Clustered analysis
Clustered analysis is available in cases where there is a need to compute metrics for entities that are different than the randomization entity.
Common cases include but are not limited to:
- B2B companies that randomize at the company level, but wants to look at user level metrics
- Social media companies that randomize at the user level (for a consistent user experience), but want to look at session-level metrics
Configuring clustered analysis is easy in Eppo. It requires two steps: mapping a new subentity column in the Assignment SQL and choosing clustered analysis as the analysis type when creating an experiment. Metric creation and all other configuration remains the same.
Configuring subentities
Assignment SQL has an optional subentity
column. Configure the AssignmentSQL with the main entity and include an additional column with corresponding subentity ids. Select an entity name and select the appropriate column that contains the subentity ids.

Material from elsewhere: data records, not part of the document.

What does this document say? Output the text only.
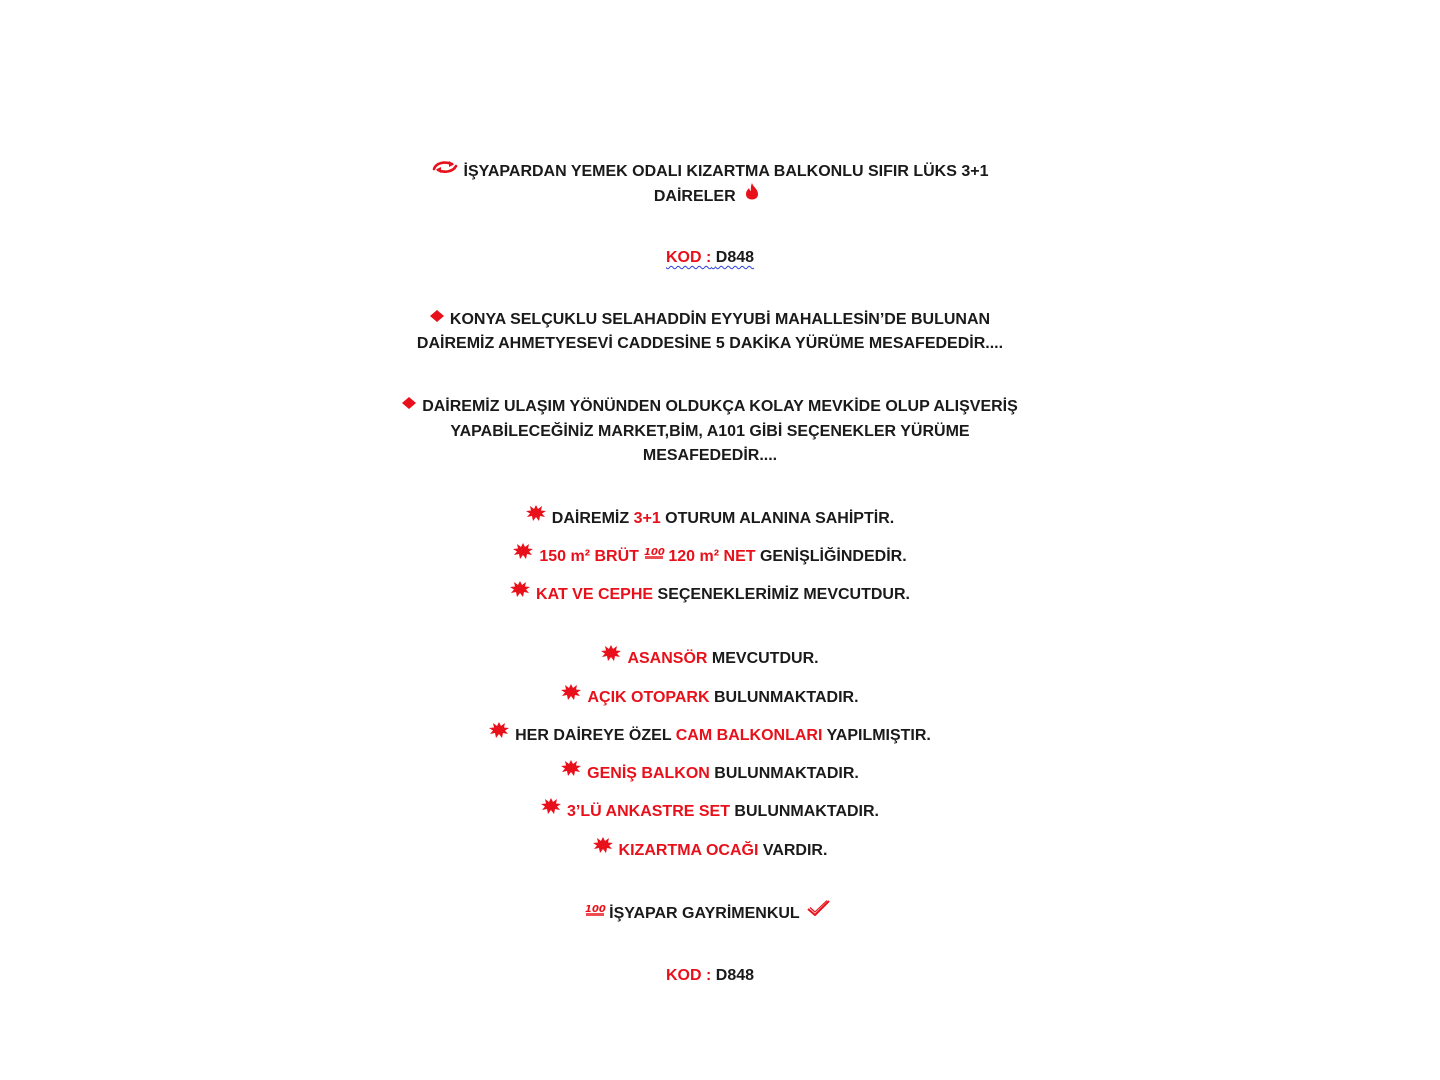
İŞYAPARDAN YEMEK ODALI KIZARTMA BALKONLU SIFIR LÜKS 3+1
DAİRELER

KOD : D848

KONYA SELÇUKLU SELAHADDİN EYYUBİ MAHALLESİN’DE BULUNAN
DAİREMİZ AHMETYESEVİ CADDESİNE 5 DAKİKA YÜRÜME MESAFEDEDİR....

DAİREMİZ ULAŞIM YÖNÜNDEN OLDUKÇA KOLAY MEVKİDE OLUP ALIŞVERİŞ
YAPABİLECEĞİNİZ MARKET,BİM, A101 GİBİ SEÇENEKLER YÜRÜME
MESAFEDEDİR....

DAİREMİZ 3+1 OTURUM ALANINA SAHİPTİR.

150 m² BRÜT 100 120 m² NET GENİŞLİĞİNDEDİR.

KAT VE CEPHE SEÇENEKLERİMİZ MEVCUTDUR.

ASANSÖR MEVCUTDUR.

AÇIK OTOPARK BULUNMAKTADIR.

HER DAİREYE ÖZEL CAM BALKONLARI YAPILMIŞTIR.

GENİŞ BALKON BULUNMAKTADIR.

3’LÜ ANKASTRE SET BULUNMAKTADIR.

KIZARTMA OCAĞI VARDIR.

100 İŞYAPAR GAYRİMENKUL

KOD : D848
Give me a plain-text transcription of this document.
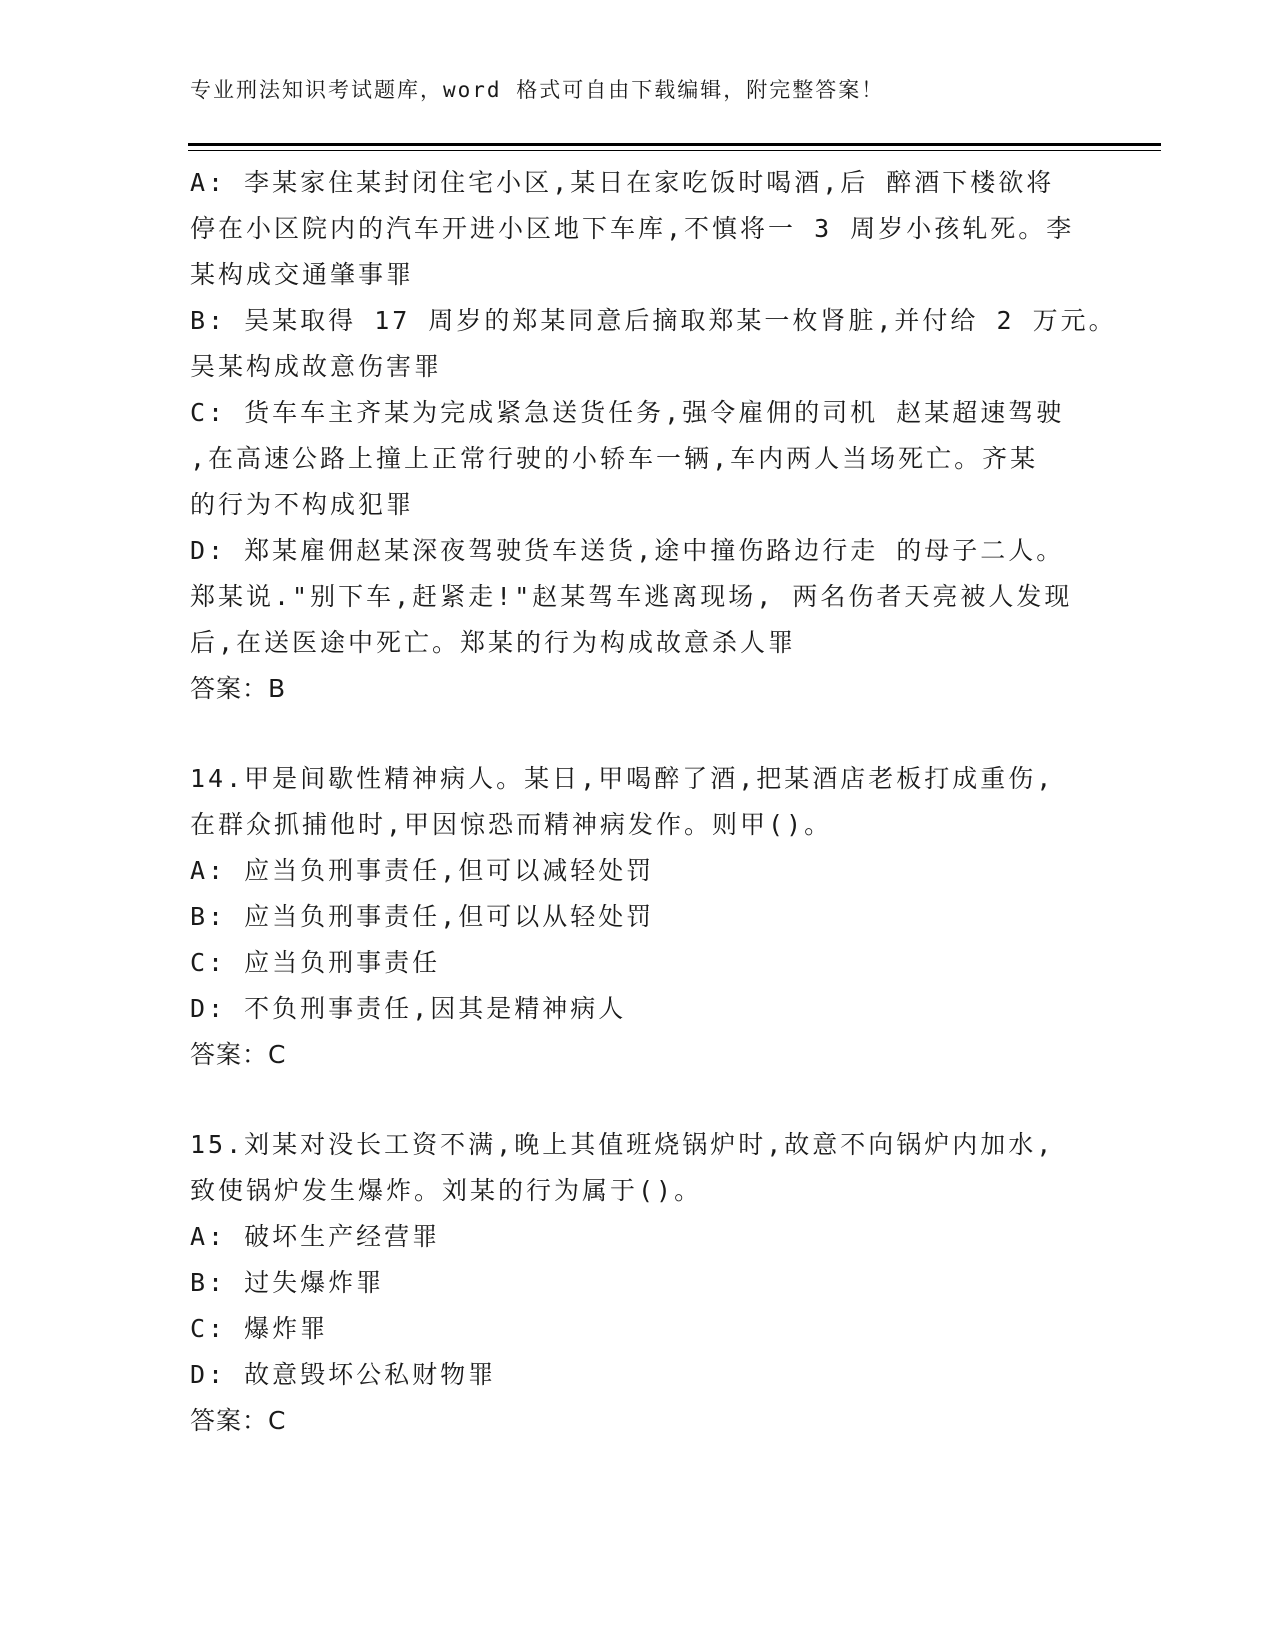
专业刑法知识考试题库，word 格式可自由下载编辑，附完整答案！
A: 李某家住某封闭住宅小区,某日在家吃饭时喝酒,后 醉酒下楼欲将
停在小区院内的汽车开进小区地下车库,不慎将一 3 周岁小孩轧死。李
某构成交通肇事罪
B: 吴某取得 17 周岁的郑某同意后摘取郑某一枚肾脏,并付给 2 万元。
吴某构成故意伤害罪
C: 货车车主齐某为完成紧急送货任务,强令雇佣的司机 赵某超速驾驶
,在高速公路上撞上正常行驶的小轿车一辆,车内两人当场死亡。齐某
的行为不构成犯罪
D: 郑某雇佣赵某深夜驾驶货车送货,途中撞伤路边行走 的母子二人。
郑某说."别下车,赶紧走!"赵某驾车逃离现场, 两名伤者天亮被人发现
后,在送医途中死亡。郑某的行为构成故意杀人罪
答案：B
14.甲是间歇性精神病人。某日,甲喝醉了酒,把某酒店老板打成重伤,
在群众抓捕他时,甲因惊恐而精神病发作。则甲()。
A: 应当负刑事责任,但可以减轻处罚
B: 应当负刑事责任,但可以从轻处罚
C: 应当负刑事责任
D: 不负刑事责任,因其是精神病人
答案：C
15.刘某对没长工资不满,晚上其值班烧锅炉时,故意不向锅炉内加水,
致使锅炉发生爆炸。刘某的行为属于()。
A: 破坏生产经营罪
B: 过失爆炸罪
C: 爆炸罪
D: 故意毁坏公私财物罪
答案：C
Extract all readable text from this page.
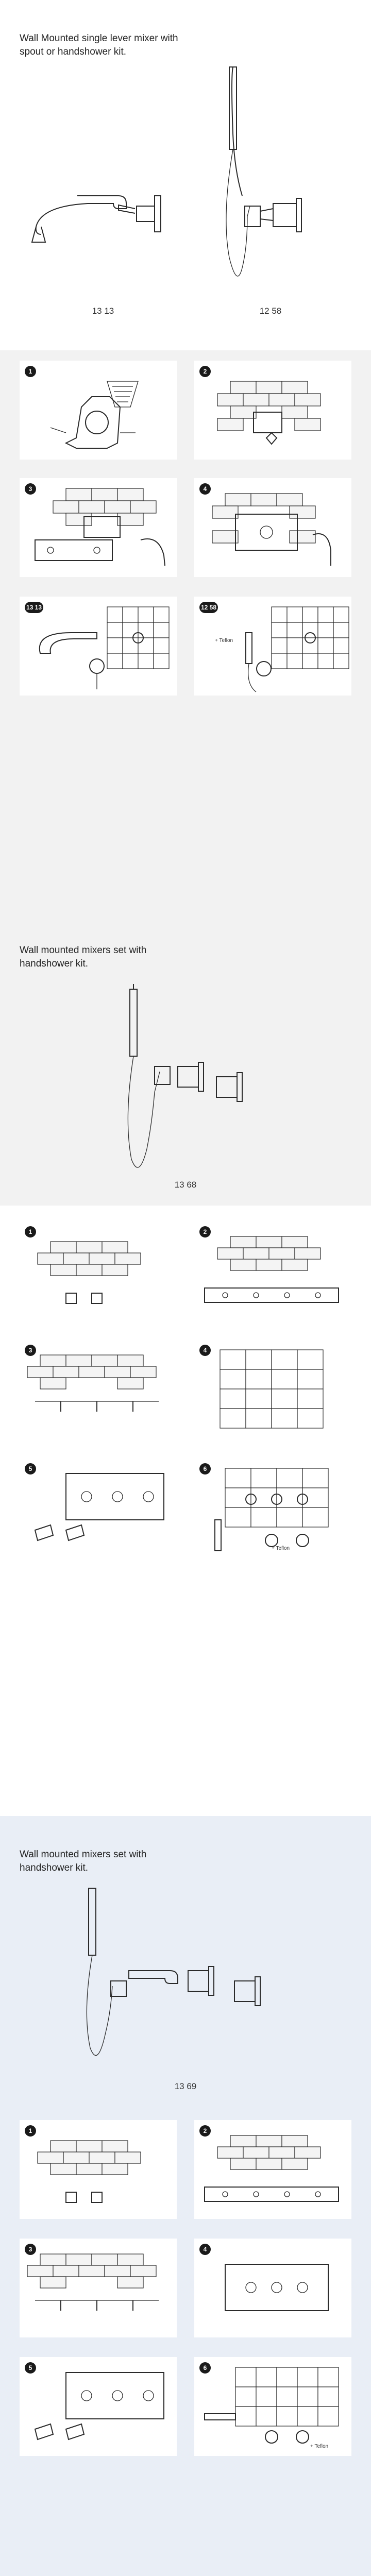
Wall Mounted single lever mixer with
spout or handshower kit.
13 13	12 58
1	2
3	4
13 13	12 58
+ Teflon
Wall mounted mixers set with
handshower kit.
13 68
1	2
3	4
5	6
+ Teflon
Wall mounted mixers set with
handshower kit.
13 69
1	2
3	4
5	6
+ Teflon
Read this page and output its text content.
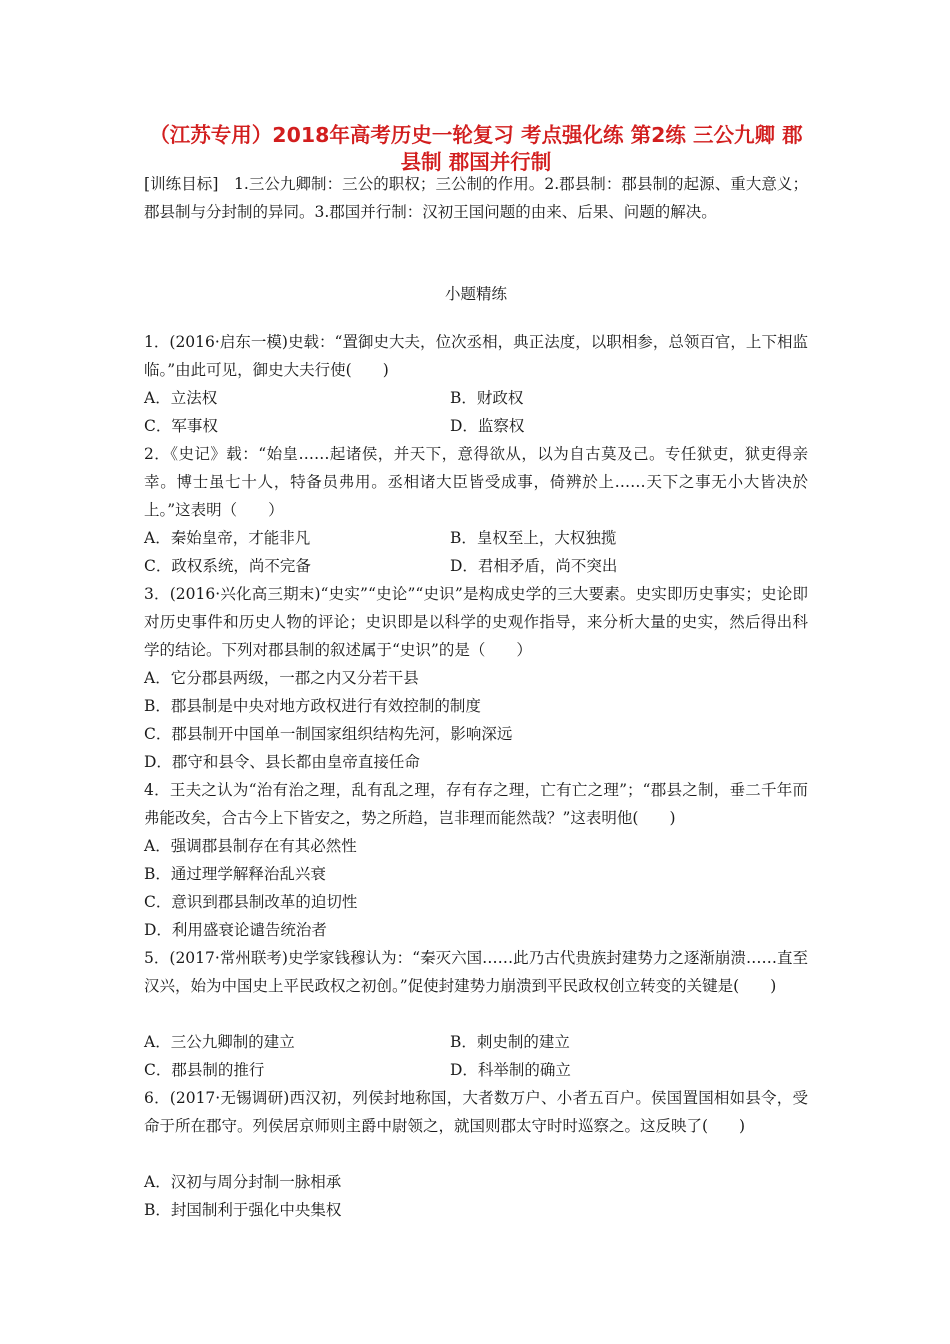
（江苏专用）2018年高考历史一轮复习 考点强化练 第2练 三公九卿 郡县制 郡国并行制
[训练目标]　1.三公九卿制：三公的职权；三公制的作用。2.郡县制：郡县制的起源、重大意义；郡县制与分封制的异同。3.郡国并行制：汉初王国问题的由来、后果、问题的解决。
小题精练
1．(2016·启东一模)史载：“置御史大夫，位次丞相，典正法度，以职相参，总领百官，上下相监临。”由此可见，御史大夫行使(　　)
A．立法权	B．财政权
C．军事权	D．监察权
2．《史记》载：“始皇……起诸侯，并天下，意得欲从，以为自古莫及己。专任狱吏，狱吏得亲幸。博士虽七十人，特备员弗用。丞相诸大臣皆受成事，倚辨於上……天下之事无小大皆决於上。”这表明（　　）
A．秦始皇帝，才能非凡	B．皇权至上，大权独揽
C．政权系统，尚不完备	D．君相矛盾，尚不突出
3．(2016·兴化高三期末)“史实”“史论”“史识”是构成史学的三大要素。史实即历史事实；史论即对历史事件和历史人物的评论；史识即是以科学的史观作指导，来分析大量的史实，然后得出科学的结论。下列对郡县制的叙述属于“史识”的是（　　）
A．它分郡县两级，一郡之内又分若干县
B．郡县制是中央对地方政权进行有效控制的制度
C．郡县制开中国单一制国家组织结构先河，影响深远
D．郡守和县令、县长都由皇帝直接任命
4．王夫之认为“治有治之理，乱有乱之理，存有存之理，亡有亡之理”；“郡县之制，垂二千年而弗能改矣，合古今上下皆安之，势之所趋，岂非理而能然哉？”这表明他(　　)
A．强调郡县制存在有其必然性
B．通过理学解释治乱兴衰
C．意识到郡县制改革的迫切性
D．利用盛衰论谴告统治者
5．(2017·常州联考)史学家钱穆认为：“秦灭六国……此乃古代贵族封建势力之逐渐崩溃……直至汉兴，始为中国史上平民政权之初创。”促使封建势力崩溃到平民政权创立转变的关键是(　　)
A．三公九卿制的建立	B．刺史制的建立
C．郡县制的推行	D．科举制的确立
6．(2017·无锡调研)西汉初，列侯封地称国，大者数万户、小者五百户。侯国置国相如县令，受命于所在郡守。列侯居京师则主爵中尉领之，就国则郡太守时时巡察之。这反映了(　　)
A．汉初与周分封制一脉相承
B．封国制利于强化中央集权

Creating an experiment with clustered analysis
When creating an experiment, choose the randomization entity as usual. Then in Analysis Method
there will be a new option for Clustered Analysis
with available subentities to choose from.
Once created and running, there are a few differences on how experiment results are calculated. Notice that assignment numbers will refer to the entity but subentity numbers will also be available. Metrics will be calculated by using the subentity as the denominator.
Explore charts behave the same way. Assignment numbers are reported, but metrics and their split bys will use the subentity numbers for the denominator.